Discurso durante a 49ª Sessão Não Deliberativa, no Senado Federal

Considerações acerca do pensamento de esquerda no Brasil; e outros assuntos.

Autor
Cristovam Buarque (PDT - Partido Democrático Trabalhista/DF)
Nome completo: Cristovam Ricardo Cavalcanti Buarque
Casa
Senado Federal
Tipo
Discurso
Resumo por assunto
HOMENAGEM. POLITICA SOCIO ECONOMICA. PREVIDENCIA SOCIAL.:
  • Considerações acerca do pensamento de esquerda no Brasil; e outros assuntos.
Publicação
Publicação no DSF de 31/03/2012 - Página 10317
Assunto
Outros > HOMENAGEM. POLITICA SOCIO ECONOMICA. PREVIDENCIA SOCIAL.
Indexação
  • HOMENAGEM POSTUMA, ARTISTA, ESTADO DO CEARA (CE), ESTADO DO RIO DE JANEIRO (RJ).
  • COMENTARIO, SITUAÇÃO, POLITICA NACIONAL, ANALISE, CRISE, IDEOLOGIA, POLITICA PARTIDARIA, CRITICA, ERRO, DEFINIÇÃO, PROGRESSO, RELAÇÃO, CRESCIMENTO ECONOMICO, PRODUTO INTERNO BRUTO (PIB), NECESSIDADE, TRANSFORMAÇÃO, CONCEITO, OBJETIVO, VALORIZAÇÃO, MELHORIA, CULTURA, PROTEÇÃO, MEIO AMBIENTE, INOVAÇÃO, DEFESA, IGUALDADE, ACESSO, EDUCAÇÃO, SAUDE, JUSTIÇA.
  • COMENTARIO, SITUAÇÃO, DEFICIT, PREVIDENCIA SOCIAL, CRITICA, CRIAÇÃO, FUNDO DE PREVIDENCIA, PREVIDENCIA COMPLEMENTAR, SERVIDOR PUBLICO CIVIL.

  SENADO FEDERAL SF -

SECRETARIA-GERAL DA MESA

SECRETARIA DE TAQUIGRAFIA 30/03/2012


            O SR. CRISTOVAM BUARQUE (Bloco/PDT - DF. Pronuncia o seguinte discurso. Sem revisão do orador.) - Senador Wellington, Senador Requião, vinha falar, mas vou desviar, embora não muito, porque, depois do discurso do Senador Requião, creio que não podemos perder o momento de fazer reflexões sobre o que ele falou, mas eu vinha - e tem a ver com isso, mas de uma maneira menos interessante que a dele - falar da morte de dois gênios deste País em poucas horas: Millôr Fernandes e Chico Anysio. Mas não para ficar, mais uma vez, louvando esses dois gênios, como alguns já fizeram, mas para mostrar como se precisa ainda de esquerda, Senador Requião.
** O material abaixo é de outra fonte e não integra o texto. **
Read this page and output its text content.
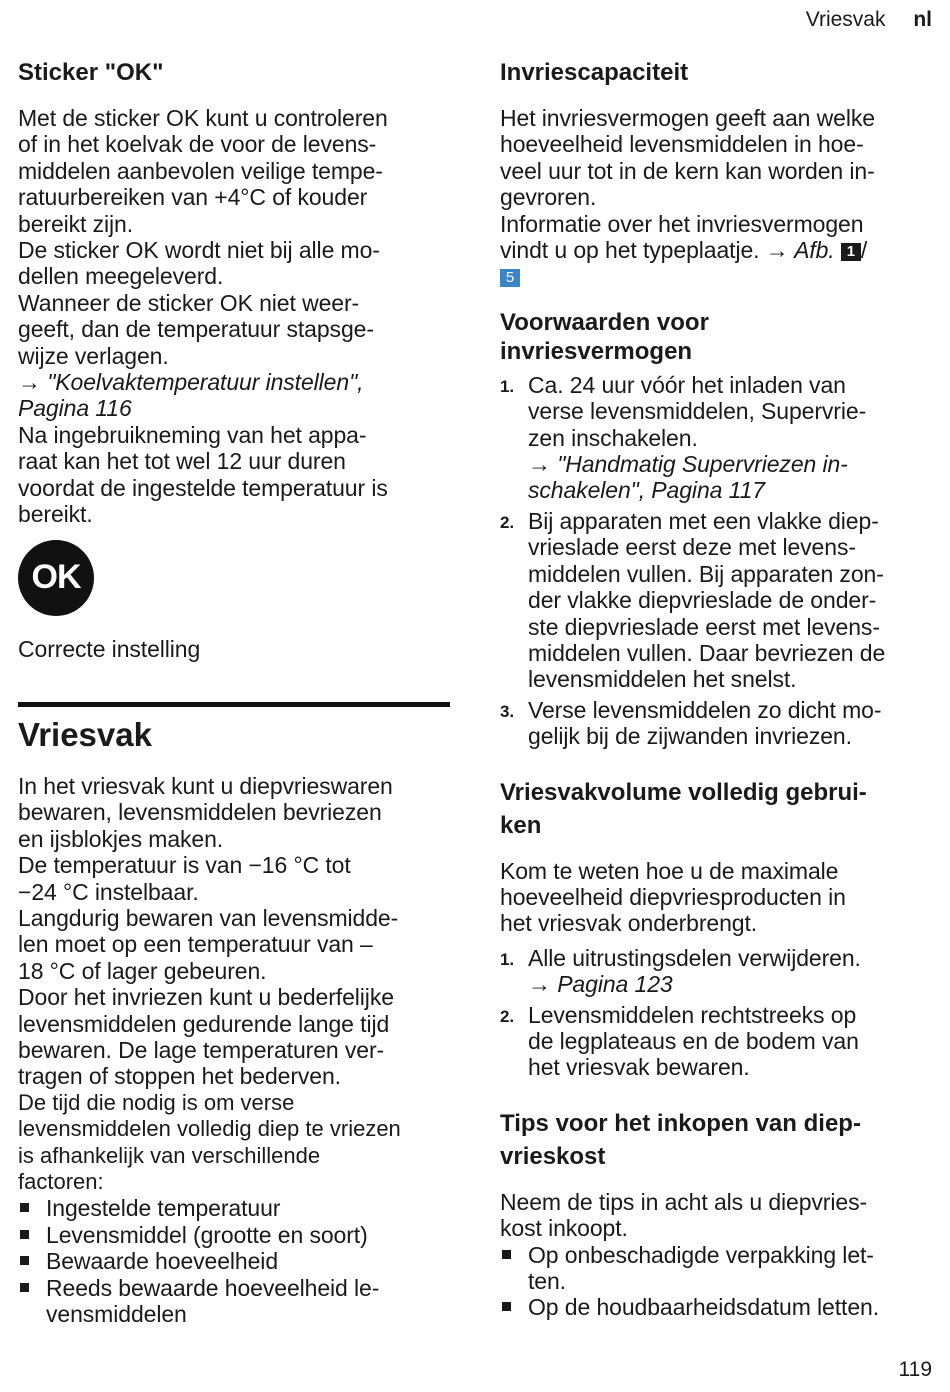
Vriesvak nl
Sticker "OK"
Met de sticker OK kunt u controleren
of in het koelvak de voor de levens-
middelen aanbevolen veilige tempe-
ratuurbereiken van +4°C of kouder
bereikt zijn.
De sticker OK wordt niet bij alle mo-
dellen meegeleverd.
Wanneer de sticker OK niet weer-
geeft, dan de temperatuur stapsge-
wijze verlagen.
→ "Koelvaktemperatuur instellen",
Pagina 116
Na ingebruikneming van het appa-
raat kan het tot wel 12 uur duren
voordat de ingestelde temperatuur is
bereikt.
OK
Correcte instelling
Vriesvak
In het vriesvak kunt u diepvrieswaren
bewaren, levensmiddelen bevriezen
en ijsblokjes maken.
De temperatuur is van −16 °C tot
−24 °C instelbaar.
Langdurig bewaren van levensmidde-
len moet op een temperatuur van –
18 °C of lager gebeuren.
Door het invriezen kunt u bederfelijke
levensmiddelen gedurende lange tijd
bewaren. De lage temperaturen ver-
tragen of stoppen het bederven.
De tijd die nodig is om verse
levensmiddelen volledig diep te vriezen
is afhankelijk van verschillende
factoren:
Ingestelde temperatuur
Levensmiddel (grootte en soort)
Bewaarde hoeveelheid
Reeds bewaarde hoeveelheid le-
vensmiddelen
Invriescapaciteit
Het invriesvermogen geeft aan welke
hoeveelheid levensmiddelen in hoe-
veel uur tot in de kern kan worden in-
gevroren.
Informatie over het invriesvermogen
vindt u op het typeplaatje. → Afb. 1 /
5
Voorwaarden voor
invriesvermogen
1. Ca. 24 uur vóór het inladen van
verse levensmiddelen, Supervrie-
zen inschakelen.
→ "Handmatig Supervriezen in-
schakelen", Pagina 117
2. Bij apparaten met een vlakke diep-
vrieslade eerst deze met levens-
middelen vullen. Bij apparaten zon-
der vlakke diepvrieslade de onder-
ste diepvrieslade eerst met levens-
middelen vullen. Daar bevriezen de
levensmiddelen het snelst.
3. Verse levensmiddelen zo dicht mo-
gelijk bij de zijwanden invriezen.
Vriesvakvolume volledig gebrui-
ken
Kom te weten hoe u de maximale
hoeveelheid diepvriesproducten in
het vriesvak onderbrengt.
1. Alle uitrustingsdelen verwijderen.
→ Pagina 123
2. Levensmiddelen rechtstreeks op
de legplateaus en de bodem van
het vriesvak bewaren.
Tips voor het inkopen van diep-
vrieskost
Neem de tips in acht als u diepvries-
kost inkoopt.
Op onbeschadigde verpakking let-
ten.
Op de houdbaarheidsdatum letten.
119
            De acordo com a maneira que nós pensamos hoje, neste mundo, não só no Brasil, a morte de dois gênios não se refletirá, no final do ano, quando a Presidenta, quando o Ministro da Fazenda for à televisão dizer que o Produto Interno Bruto cresceu 3%, 4%, 5%. O debate que será feito é se foi muito ou pouco, porque a civilização que nós temos, que exige mudanças, por isso precisa de uma esquerda, mede o seu bem-estar, mede o seu desempenho pelo PIB, e não pelas obras da cultura.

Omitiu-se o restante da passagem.